There are different Toolkit and Watchlist items for delivery and consulting projects. Toolkit contents vary from big things, like my template for a test strategy and high-level plan, to small things, like contact numbers for my favorite contract testers and Web links to useful resources. Reviewing the handbook CD for this column, I was surprised to see how much is on it. Here's a partial list of items from my Toolkit for software development delivery projects: 

  • Templates for:
    • System risk assessment
    • Test data strategy and plans
    • Test execution plans
    • Test cases of various kinds, including spreadsheets with built-in calculations
    • Testing budget, with sample categories
    • Testing project plan, with sample activities and tasks
    • Testing project risks and issues logs
    • Status reports for different purposes
    • Phase-end or project wrap-up reports
    • Test team action list
    • Tester question list to post online
       
  • Samples of:
    • GUI checklists
    • Spreadsheets for planning and tracking
    • Hiring interview questions
    • Testing term definitions
    • Field customization list for bug tracking systems
    • Defect management processes for single-system and multi-system tests
    • Planning/strategy considerations for UAT testing
    • System risk assessment workshop process
    • Phase and project acceptance criteria
    • Descriptions of testing roles and responsibilities 

Both the Watchlist and Toolkit are continually growing because I almost never do anything exactly the same way twice.
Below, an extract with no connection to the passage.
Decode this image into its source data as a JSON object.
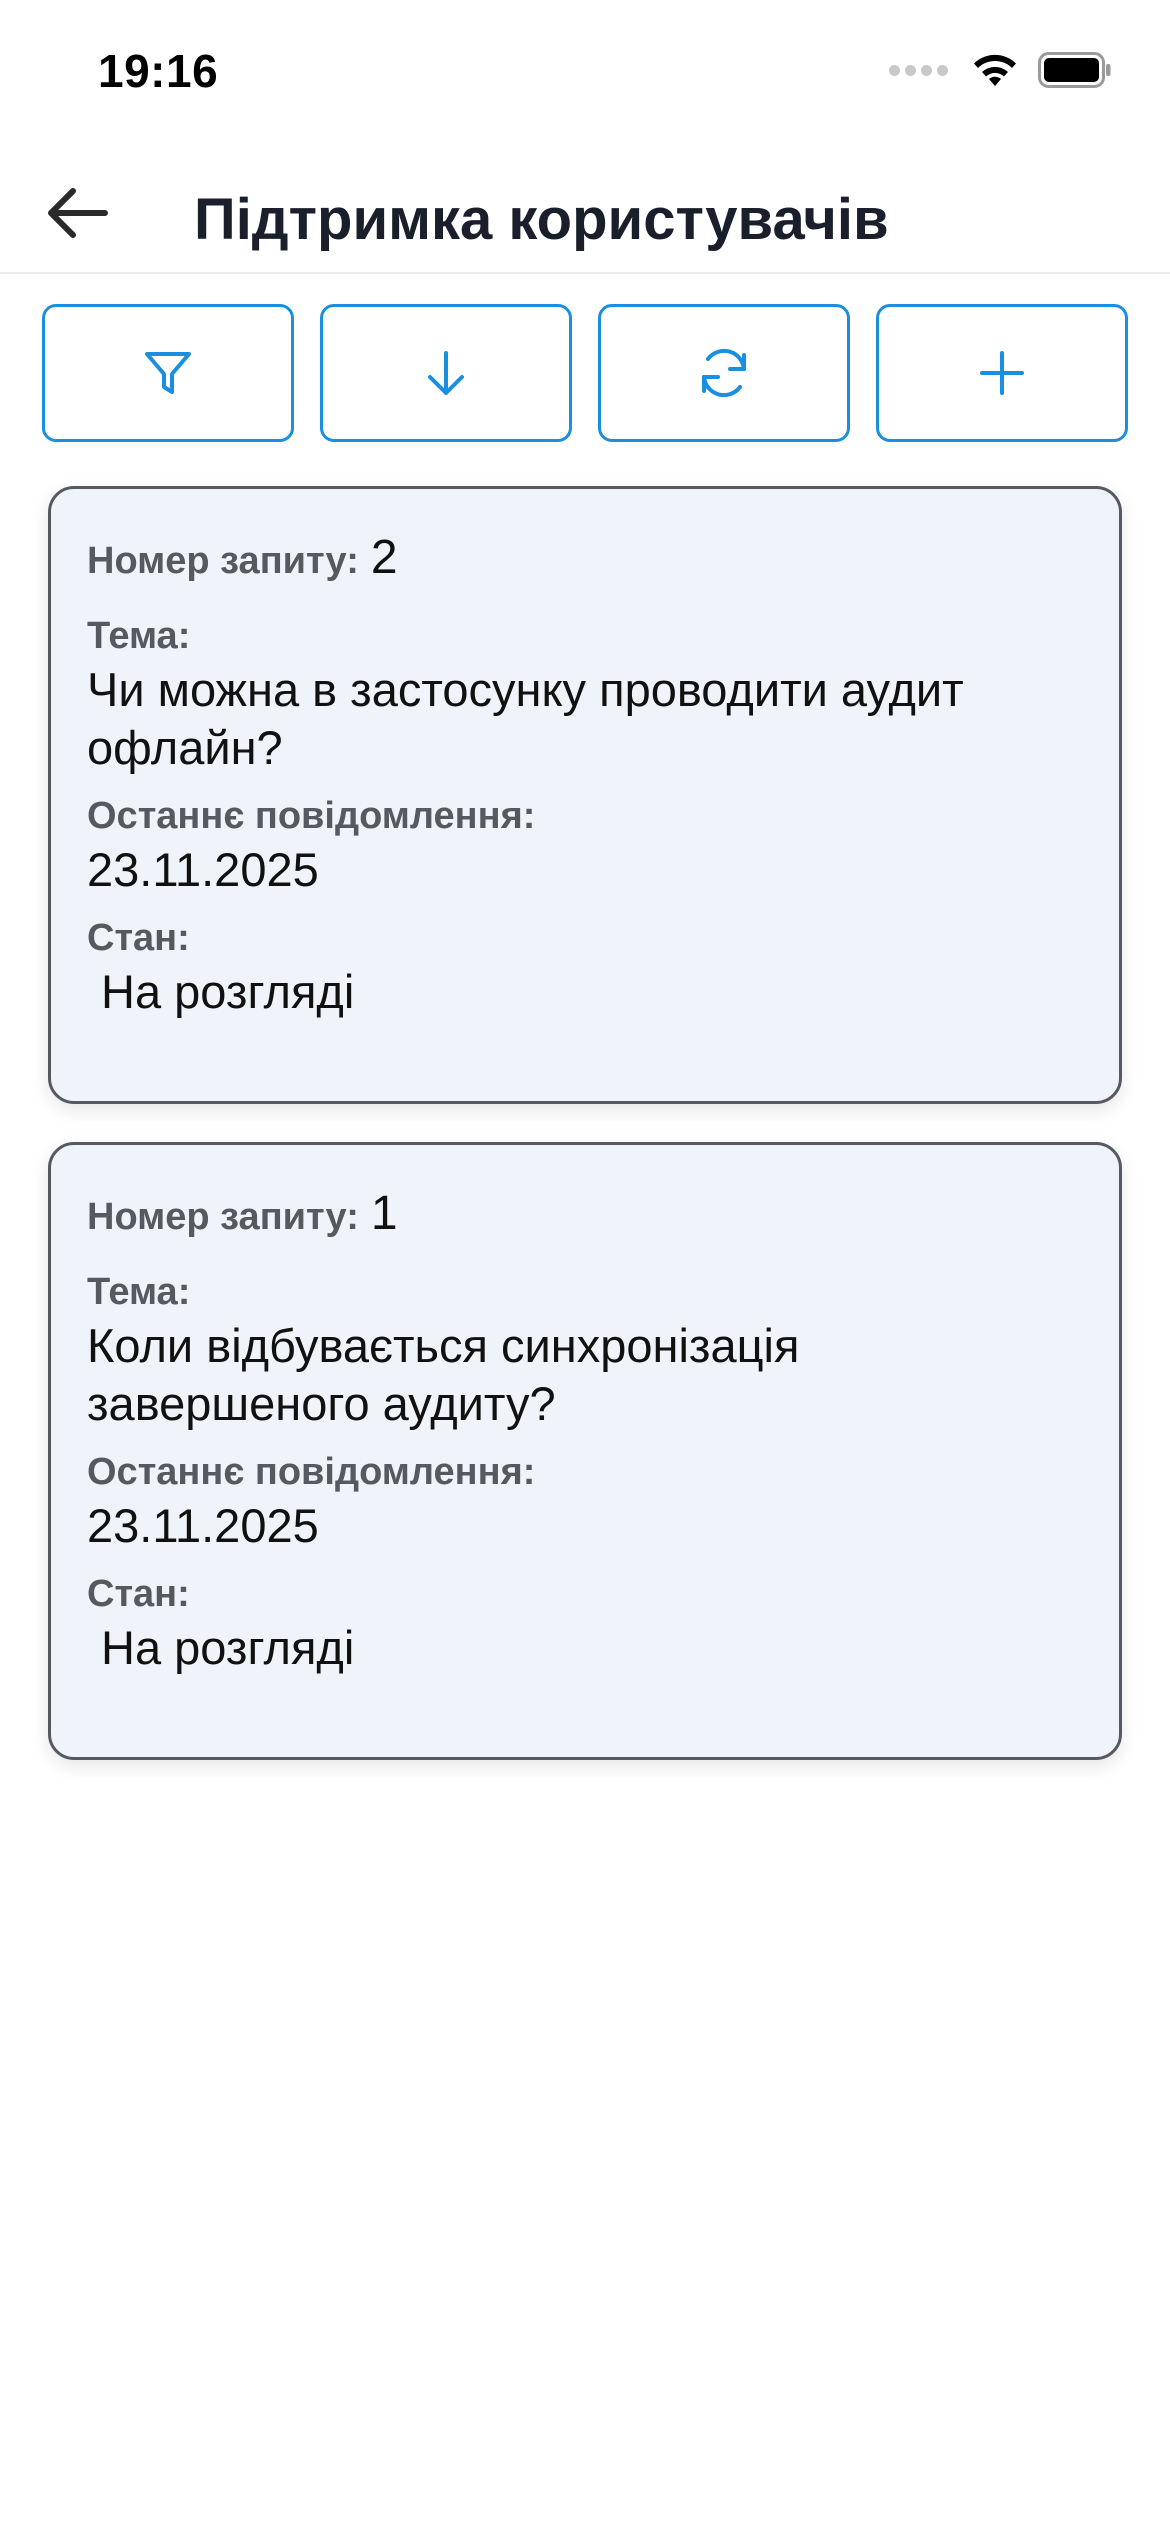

After each project, I go through a debriefing exercise, asking myself what I did differently this time around and what I learned. I think about any new templates, spreadsheets, or processes I developed, or substantial alterations I made to existing ones. I reconstruct any I found useful and add them to my Toolkit, often making additional refinements in the process. For the Watchlist, I review the learnings I noted and synthesize the new notes with the existing ones. I ask what worked best on this project and what didn't work at all. What new things did I try, and how successful were they? What mistakes did I make? How could I avoid them in future? When I'm done, I cut a new CD and back it up.

These aren't the only tools that go with me. Because I work on customers' premises and it can be time-consuming to get basic office supplies, I bring my own pens, whiteboard markers, multi-colored highlighters, sticky notes, scissors, glue stick, and stapler. I often take useful and interesting books to keep on my desk and share with my team and others, and I always have a digital camera to capture whiteboard sessions or oddities like cash register screens.

The really essential elements of the Test Manager's Vade Mecum are my notebook, Toolkit, and Watchlist. These give me a head start on every project.